Multiple pairing – for example, six phones wirelessly connecting to one speaker – is possible, but different devices may have different ‘rules’ as to how this is achieved. Most speakers will connect with just one device at any one time, but may ‘remember’ other paired devices, making subsequent re-connection almost instantaneous.

A Bluetooth connection from a phone or tablet to a wireless speaker allows the user to control the volume from the music streaming device (phone/tablet), but will not allow volume adjustment on the receiving device (speaker).

Though Bluetooth was not designed specifically for audio transfer, the development of newer Bluetooth audio formats, such as AAC, A2DP, and aptX – which offers CD-quality audio – has undoubtedly enhanced the wireless-listening experience.

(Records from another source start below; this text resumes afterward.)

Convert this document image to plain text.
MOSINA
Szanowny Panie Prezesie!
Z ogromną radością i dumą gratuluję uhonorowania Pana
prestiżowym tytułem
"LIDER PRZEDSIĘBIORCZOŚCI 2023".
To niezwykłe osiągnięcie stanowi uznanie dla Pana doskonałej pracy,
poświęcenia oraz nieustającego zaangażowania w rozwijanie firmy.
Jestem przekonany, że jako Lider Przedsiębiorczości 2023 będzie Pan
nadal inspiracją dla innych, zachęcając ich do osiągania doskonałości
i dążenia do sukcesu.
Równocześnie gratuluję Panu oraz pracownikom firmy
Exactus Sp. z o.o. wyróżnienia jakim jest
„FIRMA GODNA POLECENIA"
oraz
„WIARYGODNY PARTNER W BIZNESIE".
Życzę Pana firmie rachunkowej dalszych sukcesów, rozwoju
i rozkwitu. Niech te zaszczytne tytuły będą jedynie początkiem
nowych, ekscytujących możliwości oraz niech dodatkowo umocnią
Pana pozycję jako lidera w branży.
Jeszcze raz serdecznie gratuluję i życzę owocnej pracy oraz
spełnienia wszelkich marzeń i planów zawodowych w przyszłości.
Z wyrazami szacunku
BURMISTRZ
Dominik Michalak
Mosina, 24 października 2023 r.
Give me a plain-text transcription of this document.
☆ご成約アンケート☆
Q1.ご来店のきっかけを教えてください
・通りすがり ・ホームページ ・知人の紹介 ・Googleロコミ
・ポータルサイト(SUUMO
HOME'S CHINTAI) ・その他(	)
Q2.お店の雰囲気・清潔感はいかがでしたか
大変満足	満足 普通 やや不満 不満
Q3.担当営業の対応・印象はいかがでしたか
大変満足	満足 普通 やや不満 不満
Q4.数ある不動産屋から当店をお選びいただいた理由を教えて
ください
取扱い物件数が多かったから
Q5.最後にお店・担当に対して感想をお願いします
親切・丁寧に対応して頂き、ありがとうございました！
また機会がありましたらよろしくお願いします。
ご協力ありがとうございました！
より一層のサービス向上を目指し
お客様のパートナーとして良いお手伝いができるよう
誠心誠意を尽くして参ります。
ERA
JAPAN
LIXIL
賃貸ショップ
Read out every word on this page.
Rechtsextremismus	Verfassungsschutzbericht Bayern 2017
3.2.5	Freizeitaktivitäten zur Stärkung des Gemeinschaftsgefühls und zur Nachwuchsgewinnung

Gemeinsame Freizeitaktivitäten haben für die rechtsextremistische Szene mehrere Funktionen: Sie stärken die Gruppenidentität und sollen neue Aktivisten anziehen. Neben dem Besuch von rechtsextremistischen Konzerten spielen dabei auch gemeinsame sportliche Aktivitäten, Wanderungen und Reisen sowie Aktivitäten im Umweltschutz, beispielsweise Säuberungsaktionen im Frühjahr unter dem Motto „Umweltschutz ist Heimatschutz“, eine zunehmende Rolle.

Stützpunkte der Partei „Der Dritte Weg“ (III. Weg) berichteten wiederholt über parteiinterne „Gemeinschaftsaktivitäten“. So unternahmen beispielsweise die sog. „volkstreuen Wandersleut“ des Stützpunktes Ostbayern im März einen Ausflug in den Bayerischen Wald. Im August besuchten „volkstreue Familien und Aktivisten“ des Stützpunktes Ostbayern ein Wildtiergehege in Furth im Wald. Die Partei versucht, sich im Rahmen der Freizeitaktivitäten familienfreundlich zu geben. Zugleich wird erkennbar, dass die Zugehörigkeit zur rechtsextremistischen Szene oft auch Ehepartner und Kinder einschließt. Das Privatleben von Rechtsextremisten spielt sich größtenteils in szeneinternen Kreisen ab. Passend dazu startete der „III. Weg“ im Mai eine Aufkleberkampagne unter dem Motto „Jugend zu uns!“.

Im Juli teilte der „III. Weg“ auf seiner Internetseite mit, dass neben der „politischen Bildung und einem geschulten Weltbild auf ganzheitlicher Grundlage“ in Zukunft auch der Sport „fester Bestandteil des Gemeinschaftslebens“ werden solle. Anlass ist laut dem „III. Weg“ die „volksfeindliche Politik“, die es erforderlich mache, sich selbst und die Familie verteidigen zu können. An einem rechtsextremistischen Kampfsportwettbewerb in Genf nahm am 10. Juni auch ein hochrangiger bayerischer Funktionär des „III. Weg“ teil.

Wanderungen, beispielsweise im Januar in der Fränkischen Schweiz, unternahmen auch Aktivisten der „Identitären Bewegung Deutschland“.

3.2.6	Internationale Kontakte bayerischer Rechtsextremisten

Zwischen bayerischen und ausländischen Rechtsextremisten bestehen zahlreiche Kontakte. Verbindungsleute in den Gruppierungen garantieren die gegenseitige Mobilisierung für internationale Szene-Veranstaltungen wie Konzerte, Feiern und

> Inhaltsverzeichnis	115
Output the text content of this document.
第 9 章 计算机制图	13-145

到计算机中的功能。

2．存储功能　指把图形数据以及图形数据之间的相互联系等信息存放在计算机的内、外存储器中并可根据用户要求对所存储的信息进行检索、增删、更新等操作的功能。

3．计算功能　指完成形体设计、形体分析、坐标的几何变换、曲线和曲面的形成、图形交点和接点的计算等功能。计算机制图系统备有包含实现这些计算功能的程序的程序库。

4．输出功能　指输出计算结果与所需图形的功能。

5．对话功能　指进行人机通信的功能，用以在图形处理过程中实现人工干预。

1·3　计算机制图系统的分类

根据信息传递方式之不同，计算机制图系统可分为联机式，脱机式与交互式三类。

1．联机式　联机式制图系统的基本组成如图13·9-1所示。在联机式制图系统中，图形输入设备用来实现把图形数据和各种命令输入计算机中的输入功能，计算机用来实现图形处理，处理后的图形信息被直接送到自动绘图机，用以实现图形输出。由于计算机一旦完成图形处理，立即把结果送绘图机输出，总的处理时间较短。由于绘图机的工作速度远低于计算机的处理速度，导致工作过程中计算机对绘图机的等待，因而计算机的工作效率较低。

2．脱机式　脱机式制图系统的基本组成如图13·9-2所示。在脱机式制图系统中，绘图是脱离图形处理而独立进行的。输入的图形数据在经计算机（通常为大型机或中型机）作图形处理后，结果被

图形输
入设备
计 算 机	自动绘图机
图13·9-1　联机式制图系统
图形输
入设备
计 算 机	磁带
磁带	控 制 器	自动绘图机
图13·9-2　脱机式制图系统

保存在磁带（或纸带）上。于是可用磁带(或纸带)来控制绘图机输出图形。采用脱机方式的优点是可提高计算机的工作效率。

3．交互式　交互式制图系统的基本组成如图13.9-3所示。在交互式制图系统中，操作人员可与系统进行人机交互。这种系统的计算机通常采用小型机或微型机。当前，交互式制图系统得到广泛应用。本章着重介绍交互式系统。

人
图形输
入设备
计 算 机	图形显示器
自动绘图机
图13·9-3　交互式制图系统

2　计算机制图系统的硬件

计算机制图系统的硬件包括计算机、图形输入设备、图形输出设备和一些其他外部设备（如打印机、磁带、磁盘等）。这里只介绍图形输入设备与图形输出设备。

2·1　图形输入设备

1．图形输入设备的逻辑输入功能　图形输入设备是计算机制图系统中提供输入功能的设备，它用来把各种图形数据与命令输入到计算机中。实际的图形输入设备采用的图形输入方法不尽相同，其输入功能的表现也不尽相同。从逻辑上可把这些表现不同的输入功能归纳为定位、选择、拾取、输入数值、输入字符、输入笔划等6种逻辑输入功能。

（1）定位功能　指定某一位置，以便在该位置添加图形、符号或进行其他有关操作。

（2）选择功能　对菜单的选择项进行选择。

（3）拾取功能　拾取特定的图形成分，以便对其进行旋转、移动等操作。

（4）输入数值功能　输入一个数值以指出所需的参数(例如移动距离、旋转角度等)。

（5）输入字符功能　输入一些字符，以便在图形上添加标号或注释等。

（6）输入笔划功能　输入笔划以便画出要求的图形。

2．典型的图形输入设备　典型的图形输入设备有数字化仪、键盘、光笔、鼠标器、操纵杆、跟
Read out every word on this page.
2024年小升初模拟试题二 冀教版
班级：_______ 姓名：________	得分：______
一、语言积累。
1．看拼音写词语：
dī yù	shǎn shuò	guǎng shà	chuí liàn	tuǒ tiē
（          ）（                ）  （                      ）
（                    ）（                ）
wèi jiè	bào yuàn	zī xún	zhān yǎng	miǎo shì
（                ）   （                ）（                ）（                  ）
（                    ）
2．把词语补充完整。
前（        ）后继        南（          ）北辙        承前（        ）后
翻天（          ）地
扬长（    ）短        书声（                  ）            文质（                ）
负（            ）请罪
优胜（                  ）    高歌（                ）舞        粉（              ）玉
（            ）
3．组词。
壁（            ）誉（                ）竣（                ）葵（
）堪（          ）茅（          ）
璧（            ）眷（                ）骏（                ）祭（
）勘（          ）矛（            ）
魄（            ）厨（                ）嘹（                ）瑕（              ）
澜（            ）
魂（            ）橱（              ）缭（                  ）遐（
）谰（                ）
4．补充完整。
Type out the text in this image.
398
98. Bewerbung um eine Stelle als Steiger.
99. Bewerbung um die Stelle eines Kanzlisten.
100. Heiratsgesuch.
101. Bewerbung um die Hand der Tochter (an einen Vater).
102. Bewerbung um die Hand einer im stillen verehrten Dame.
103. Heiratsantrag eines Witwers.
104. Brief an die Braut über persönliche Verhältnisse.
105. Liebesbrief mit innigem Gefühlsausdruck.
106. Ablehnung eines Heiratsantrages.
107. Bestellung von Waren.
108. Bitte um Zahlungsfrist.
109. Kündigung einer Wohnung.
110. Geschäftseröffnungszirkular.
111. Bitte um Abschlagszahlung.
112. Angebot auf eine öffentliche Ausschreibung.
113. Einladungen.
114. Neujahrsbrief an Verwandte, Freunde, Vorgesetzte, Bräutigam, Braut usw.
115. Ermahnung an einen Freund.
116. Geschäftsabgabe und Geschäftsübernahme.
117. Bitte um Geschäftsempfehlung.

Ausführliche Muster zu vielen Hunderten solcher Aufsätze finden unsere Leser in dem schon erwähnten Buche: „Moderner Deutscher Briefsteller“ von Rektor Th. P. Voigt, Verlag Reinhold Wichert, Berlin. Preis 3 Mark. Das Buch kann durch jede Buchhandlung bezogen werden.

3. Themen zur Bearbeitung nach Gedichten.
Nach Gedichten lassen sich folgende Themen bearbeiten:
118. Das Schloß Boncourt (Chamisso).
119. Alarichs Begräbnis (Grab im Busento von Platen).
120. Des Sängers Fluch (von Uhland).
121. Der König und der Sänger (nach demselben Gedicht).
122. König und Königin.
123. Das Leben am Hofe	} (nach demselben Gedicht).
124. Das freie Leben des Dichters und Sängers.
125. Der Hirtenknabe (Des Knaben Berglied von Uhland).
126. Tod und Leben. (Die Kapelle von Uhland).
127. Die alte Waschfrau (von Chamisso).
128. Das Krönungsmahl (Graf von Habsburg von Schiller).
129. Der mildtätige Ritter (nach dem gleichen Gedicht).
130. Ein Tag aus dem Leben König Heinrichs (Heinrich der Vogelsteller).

Bluetooth audio formats use various kinds of ‘lossy’ compression during data transfer. This means that some of the original audio data will be missing from your Bluetooth playback. How much this affects music quality depends upon both the audio format and the quality of your system – at best it can be hard to detect any reduction in audio quality at all.


AirPlay is Apple’s own wireless audio-streaming technology for streaming music from your iPod, iPad or iPhone to AirPlay-compatible speakers, using a Wi-Fi network. Similarly, a PC or Mac can stream audio to speakers via the iTunes app, and also stream video to a Smart TV.

When streaming via iTunes, AirPlay protocol permits simultaneous transfer to multiple speakers from a PC or Mac, making audio distribution throughout your home a realistic prospect Because AirPlay uses Wi-Fi, range restrictions won’t apply, and streaming will work continuously and well provided the Wi-Fi network signal remains strong.

Unlike Bluetooth, AirPlay communication allows the streaming device to control some parameters and features on the receiving device, including volume control. AirPlay’s audio format uses a ‘lossless’ form of compression during data transfer. This means the process preserves all of the original audio detail for subsequent playback.


The difference between Bluetooth and AirPlay is that each has been designed for a different purpose, and as a consequence, each technology has its own particular strengths. AirPlay is a dedicated audio system with good playback quality just for networks and Apple-only devices, whereas Bluetooth is portable, common, and universally compatible.